Une affaire de contrat outre-Atlantique s’est invitée dans les débats à l’Assemblée nationale française, mettant en lumière la responsabilité des multinationales vis-à-vis de leurs filiales étrangères. Interpellé sur les agissements d’une structure américaine travaillant directement avec les services d’immigration, le ministre de l’Économie a publiquement recadré la direction du groupe concerné. La ligne de défense invoquant l’indépendance de la gestion locale n’a pas convaincu l’exécutif.

**Une exigence de transparence totale**

Roland Lescure, ministre français de l’Économie, a adressé une demande explicite au groupe informatique Capgemini lors de la séance de questions au gouvernement.

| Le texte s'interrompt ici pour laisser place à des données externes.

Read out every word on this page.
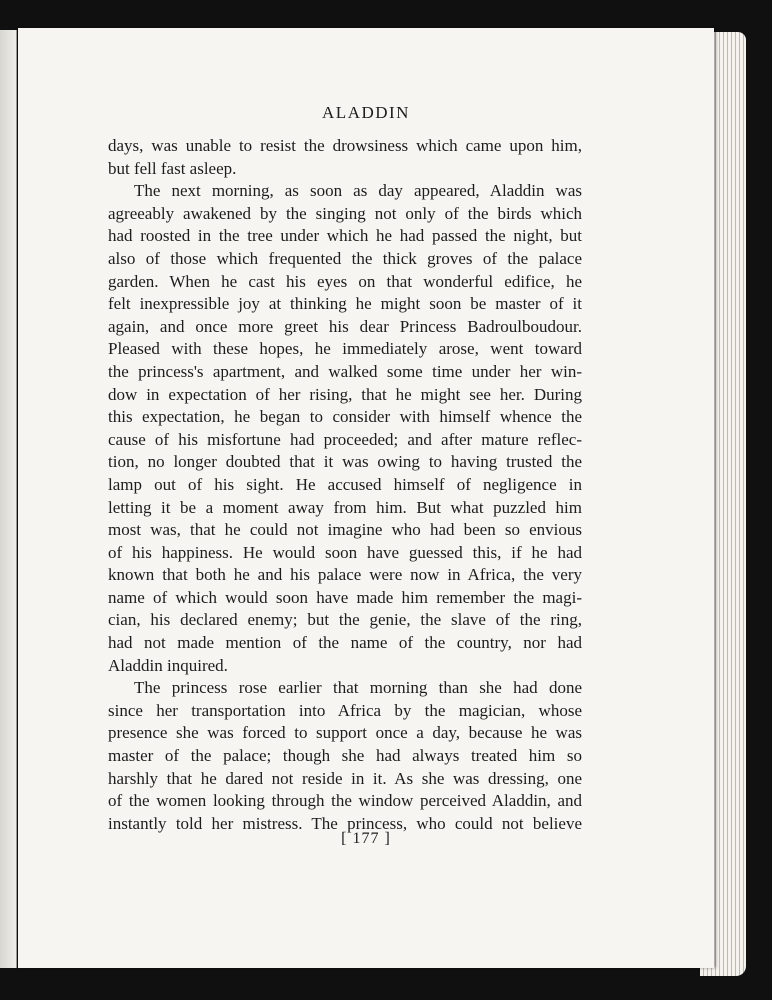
ALADDIN
days, was unable to resist the drowsiness which came upon him,
but fell fast asleep.
The next morning, as soon as day appeared, Aladdin was
agreeably awakened by the singing not only of the birds which
had roosted in the tree under which he had passed the night, but
also of those which frequented the thick groves of the palace
garden. When he cast his eyes on that wonderful edifice, he
felt inexpressible joy at thinking he might soon be master of it
again, and once more greet his dear Princess Badroulboudour.
Pleased with these hopes, he immediately arose, went toward
the princess's apartment, and walked some time under her win-
dow in expectation of her rising, that he might see her. During
this expectation, he began to consider with himself whence the
cause of his misfortune had proceeded; and after mature reflec-
tion, no longer doubted that it was owing to having trusted the
lamp out of his sight. He accused himself of negligence in
letting it be a moment away from him. But what puzzled him
most was, that he could not imagine who had been so envious
of his happiness. He would soon have guessed this, if he had
known that both he and his palace were now in Africa, the very
name of which would soon have made him remember the magi-
cian, his declared enemy; but the genie, the slave of the ring,
had not made mention of the name of the country, nor had
Aladdin inquired.
The princess rose earlier that morning than she had done
since her transportation into Africa by the magician, whose
presence she was forced to support once a day, because he was
master of the palace; though she had always treated him so
harshly that he dared not reside in it. As she was dressing, one
of the women looking through the window perceived Aladdin, and
instantly told her mistress. The princess, who could not believe
[ 177 ]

Selon les informations rapportées par l’agence Anadolu, le ministre a exhorté l’entreprise à s’expliquer sur un contrat liant sa filiale américaine à l’Immigration and Customs Enforcement (ICE), la police de l’immigration des États-Unis.

« J’engage Capgemini à faire la lumière de manière extrêmement transparente sur les activités qui sont les siennes et à questionner la nature de ces activités », a déclaré Roland Lescure devant les parlementaires.

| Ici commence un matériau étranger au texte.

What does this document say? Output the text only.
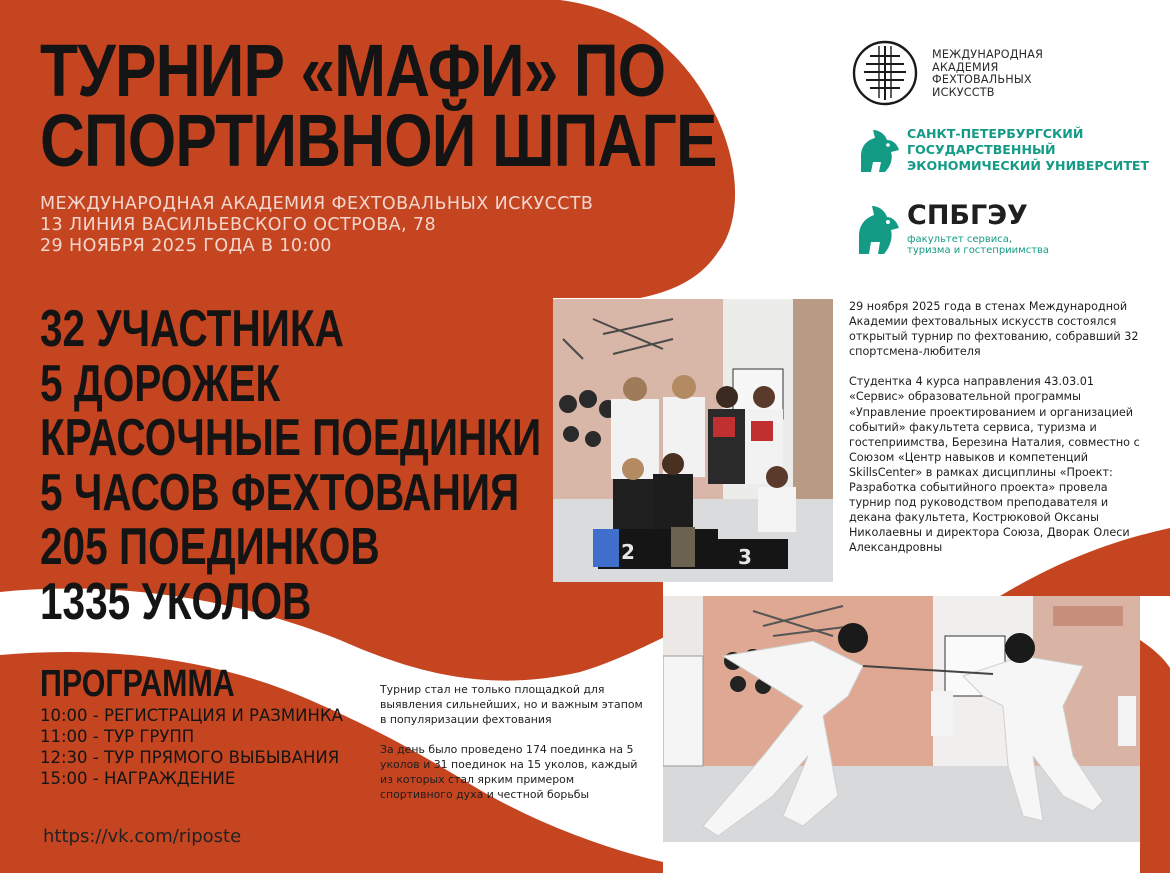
ТУРНИР «МАФИ» ПО
СПОРТИВНОЙ ШПАГЕ
МЕЖДУНАРОДНАЯ АКАДЕМИЯ ФЕХТОВАЛЬНЫХ ИСКУССТВ
13 ЛИНИЯ ВАСИЛЬЕВСКОГО ОСТРОВА, 78
29 НОЯБРЯ 2025 ГОДА В 10:00
32 УЧАСТНИКА
5 ДОРОЖЕК
КРАСОЧНЫЕ ПОЕДИНКИ
5 ЧАСОВ ФЕХТОВАНИЯ
205 ПОЕДИНКОВ
1335 УКОЛОВ
ПРОГРАММА
10:00 - РЕГИСТРАЦИЯ И РАЗМИНКА
11:00 - ТУР ГРУПП
12:30 - ТУР ПРЯМОГО ВЫБЫВАНИЯ
15:00 - НАГРАЖДЕНИЕ
https://vk.com/riposte
МЕЖДУНАРОДНАЯ
АКАДЕМИЯ
ФЕХТОВАЛЬНЫХ
ИСКУССТВ
САНКТ-ПЕТЕРБУРГСКИЙ
ГОСУДАРСТВЕННЫЙ
ЭКОНОМИЧЕСКИЙ УНИВЕРСИТЕТ
СПБГЭУ
факультет сервиса,
туризма и гостеприимства
2	3

29 ноября 2025 года в стенах Международной Академии фехтовальных искусств состоялся открытый турнир по фехтованию, собравший 32 спортсмена-любителя

Студентка 4 курса направления 43.03.01 «Сервис» образовательной программы «Управление проектированием и организацией событий» факультета сервиса, туризма и гостеприимства, Березина Наталия, совместно с Союзом «Центр навыков и компетенций SkillsCenter» в рамках дисциплины «Проект: Разработка событийного проекта» провела турнир под руководством преподавателя и декана факультета, Кострюковой Оксаны Николаевны и директора Союза, Дворак Олеси Александровны

Турнир стал не только площадкой для выявления сильнейших, но и важным этапом в популяризации фехтования

За день было проведено 174 поединка на 5 уколов и 31 поединок на 15 уколов, каждый из которых стал ярким примером спортивного духа и честной борьбы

**Des outils de localisation au cœur du dossier**

Cette intervention ministérielle fait suite à des éléments diffusés par l’émission « L’Œil du 20 heures » et repris par l’association « L’Observatoire des multinationales ». Ces rapports indiquent que Capgemini aurait fourni à l’ICE un outil permettant l’identification et la localisation de personnes étrangères.

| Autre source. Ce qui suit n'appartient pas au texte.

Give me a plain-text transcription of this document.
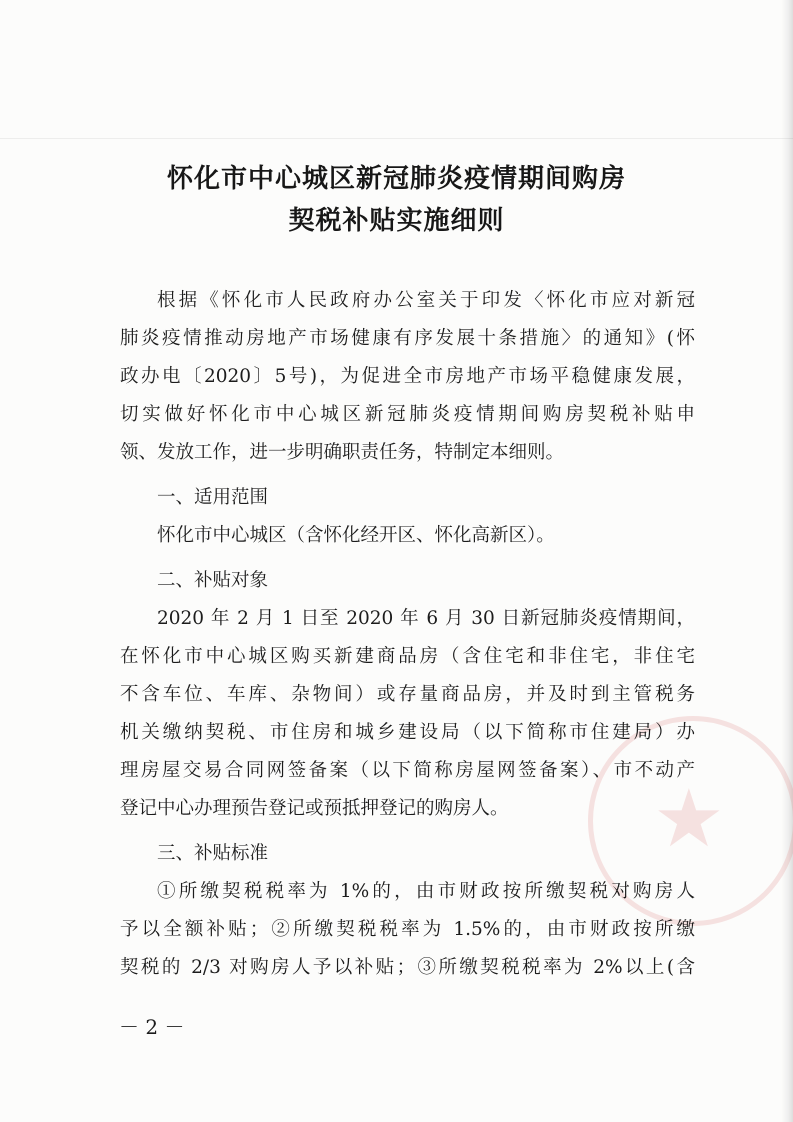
★
怀化市中心城区新冠肺炎疫情期间购房
契税补贴实施细则
根据《怀化市人民政府办公室关于印发〈怀化市应对新冠
肺炎疫情推动房地产市场健康有序发展十条措施〉的通知》(怀
政办电〔2020〕5号)，为促进全市房地产市场平稳健康发展，
切实做好怀化市中心城区新冠肺炎疫情期间购房契税补贴申
领、发放工作，进一步明确职责任务，特制定本细则。
一、适用范围
怀化市中心城区（含怀化经开区、怀化高新区）。
二、补贴对象
2020 年 2 月 1 日至 2020 年 6 月 30 日新冠肺炎疫情期间，
在怀化市中心城区购买新建商品房（含住宅和非住宅，非住宅
不含车位、车库、杂物间）或存量商品房，并及时到主管税务
机关缴纳契税、市住房和城乡建设局（以下简称市住建局）办
理房屋交易合同网签备案（以下简称房屋网签备案）、市不动产
登记中心办理预告登记或预抵押登记的购房人。
三、补贴标准
①所缴契税税率为 1%的，由市财政按所缴契税对购房人
予以全额补贴；②所缴契税税率为 1.5%的，由市财政按所缴
契税的 2/3 对购房人予以补贴；③所缴契税税率为 2%以上(含
－ 2 －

L’enquête souligne qu’une mention explicite figurait récemment sur le site internet du groupe, avant d’être retirée. Le texte promotionnel indiquait que l’entreprise travaillait « étroitement pour aider à réduire les délais et les coûts dans l’expulsion de tous les étrangers illégaux des États-Unis ».

**L’argument de l’étanchéité rejeté par Bercy**

Face à ces éléments, le directeur général de Capgemini, Aiman Ezzat, a fait valoir une position de distanciation. Il a affirmé avoir pris connaissance de ce contrat « par des sources publiques », soulignant que la filiale américaine opère de manière indépendante, soumise à la législation locale et protégée par des « réseaux étanches ».

Une explication que le gouvernement français refuse de valider. Roland Lescure a rapporté la teneur de ses échanges avec la direction du groupe : « Je leur ai dit entre nous que cette explication ne suffisait pas et que la moindre des choses, (…) c’est qu’une entreprise qui détient des filiales sache ce qui se passe dans ces entreprises ». Le ministre a précisé que Capgemini s’était engagé à répondre à cette exigence de supervision.

**Le contexte sensible de l’ICE**

L’agence fédérale américaine, rattachée au département de la Sécurité intérieure, est chargée de l’application des lois sur l’immigration et des expulsions. Ses méthodes font régulièrement l’objet de critiques de la part d’organisations de défense des droits humains.

La pression s’est accentuée récemment alors que l’ICE est mise en cause dans le décès de deux citoyens américains à Minneapolis en l’espace de trois semaines, bien que les autorités américaines continuent de défendre le rôle de l’agence au nom du respect de la loi.